Recife oferece vários outros passeios relacionados a livros, incluindo a pequena Rua Marquês do Recife, com suas bancas de sebos e discos de vinil. A literatura de cordel é oferecida em lojas de artesanato e bancas de jornal e constitui uma atração forte em vários lugares da cidade.
Estas impressões são apenas anotações de turista em um fim de semana prolongado, mas o fato é que mesmo um rápido e pequeno circuito turístico encontra em Recife livros e literatura em várias formas: da poesia modernista de Manuel Bandeira ao cordel, dos livros holandeses do século 17 à Clarice Lispector, de Gonzaga a Chico Science, de João Cabral ao frevo, do manguebeat às vitrines de autores pernambucanos. Testemunhos vivos e efervescentes da presença dos livros, da literatura, da música e da cultura pernambucana em um roteiro que poucas capitais no Brasil oferecem ao turista de forma tão fortuita e generosa.

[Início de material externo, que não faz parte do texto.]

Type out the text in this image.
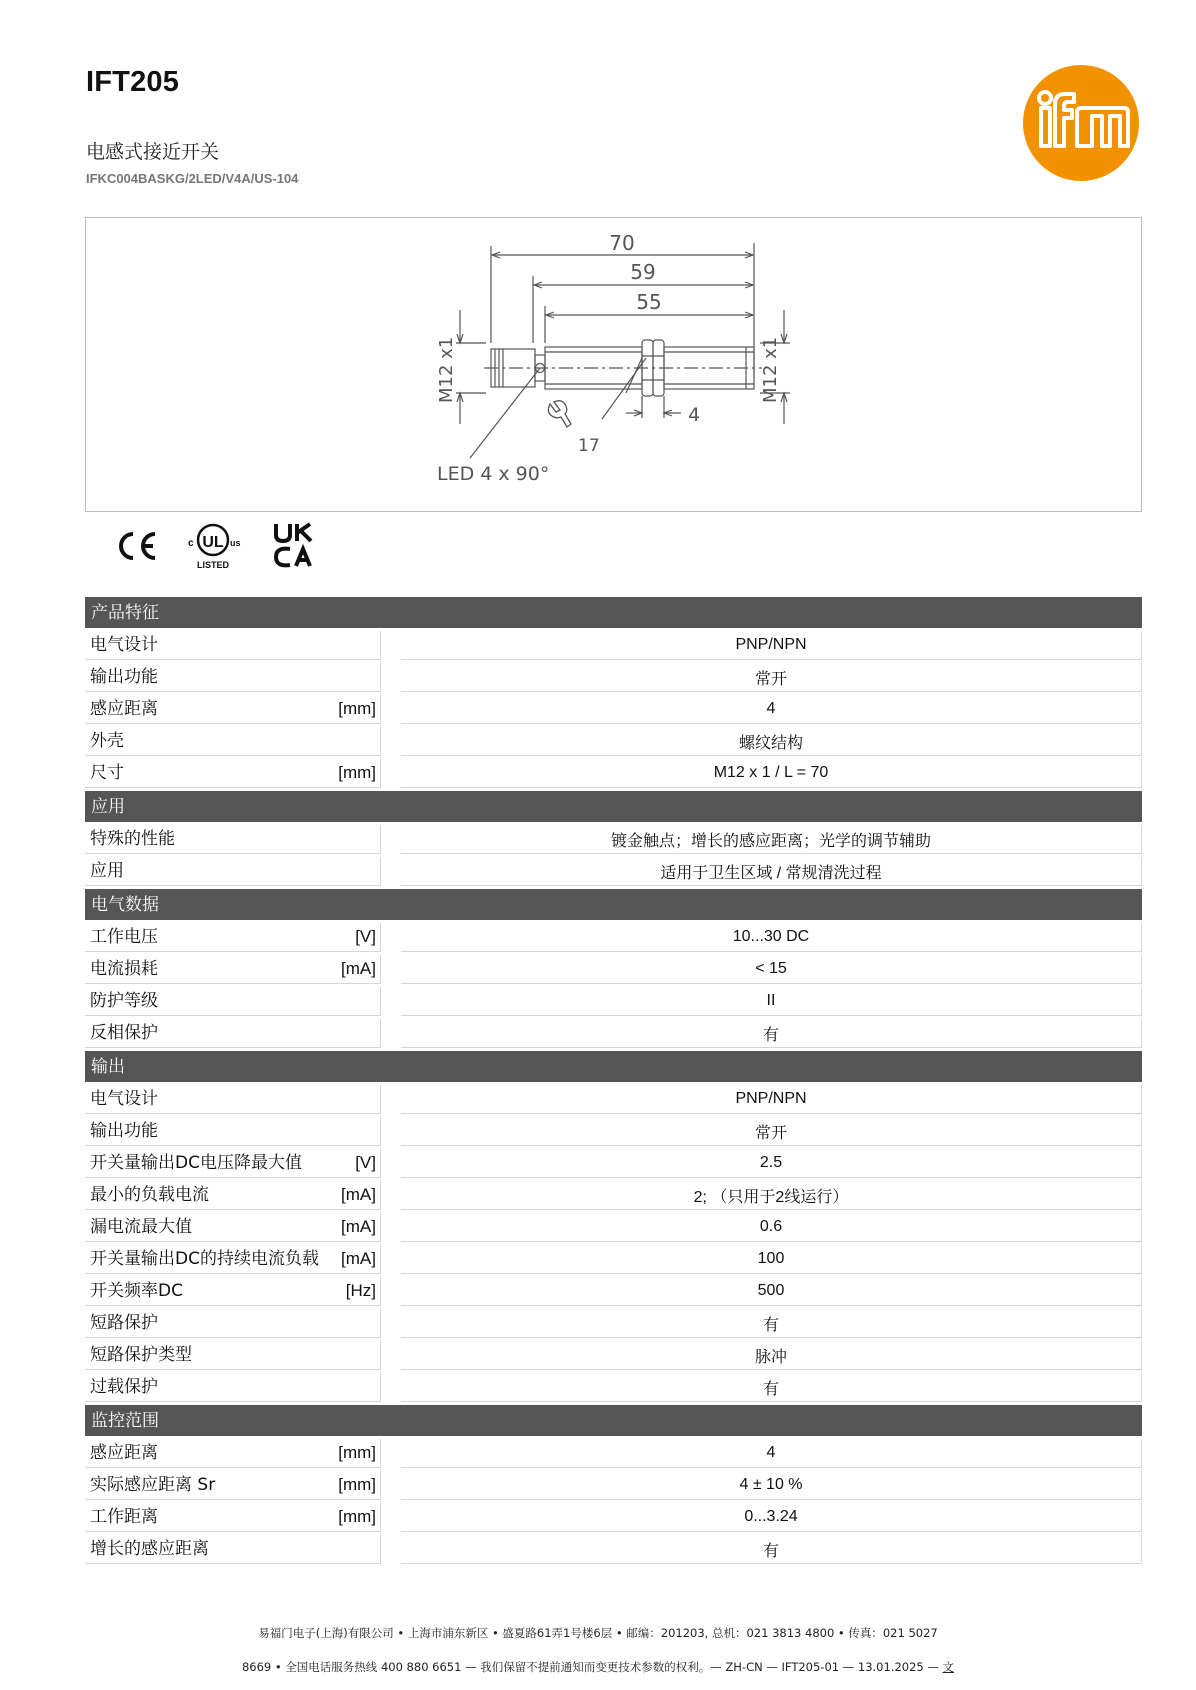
IFT205
电感式接近开关
IFKC004BASKG/2LED/V4A/US-104	ifm
70
59
55
M12 x1	M12 x1
LED 4 x 90°
17
4
CE
UL
c	us
LISTED
UK CA
产品特征
电气设计	PNP/NPN
输出功能	常开
感应距离	[mm]	4
外壳	螺纹结构
尺寸	[mm]	M12 x 1 / L = 70
应用
特殊的性能	镀金触点；增长的感应距离；光学的调节辅助
应用	适用于卫生区域 / 常规清洗过程
电气数据
工作电压	[V]	10...30 DC
电流损耗	[mA]	< 15
防护等级	II
反相保护	有
输出
电气设计	PNP/NPN
输出功能	常开
开关量输出DC电压降最大值	[V]	2.5
最小的负载电流	[mA]	2; （只用于2线运行）
漏电流最大值	[mA]	0.6
开关量输出DC的持续电流负载	[mA]	100
开关频率DC	[Hz]	500
短路保护	有
短路保护类型	脉冲
过载保护	有
监控范围
感应距离	[mm]	4
实际感应距离 Sr	[mm]	4 ± 10 %
工作距离	[mm]	0...3.24
增长的感应距离	有
易福门电子(上海)有限公司 • 上海市浦东新区 • 盛夏路61弄1号楼6层 • 邮编：201203, 总机：021 3813 4800 • 传真：021 5027
8669 • 全国电话服务热线 400 880 6651 — 我们保留不提前通知而变更技术参数的权利。— ZH-CN — IFT205-01 — 13.01.2025 — 文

Roney Cytrynowicz é historiador e escritor, autor de A duna do tesouro (Companhia das Letrinhas), Quando vovó perdeu a memória (Edições SM) e Guerra sem guerra: a mobilização e o cotidiano em São Paulo durante a Segunda Guerra Mundial (Edusp). É diretor da Editora Narrativa Um - Projetos e Pesquisas de História e editor de uma coleção de guias de passeios a pé pela cidade de São Paulo, entre eles Dez roteiros históricos a pé em São Paulo e Dez roteiros a pé com crianças pela história de São Paulo.
Sua coluna conta histórias em torno de livros, leituras, bibliotecas, editoras, gráficas e livrarias e narra episódios sobre como autores e leitores se relacionam com o mundo dos livros.
** Os textos trazidos nessa coluna não refletem, necessariamente, a opinião do PublishNews.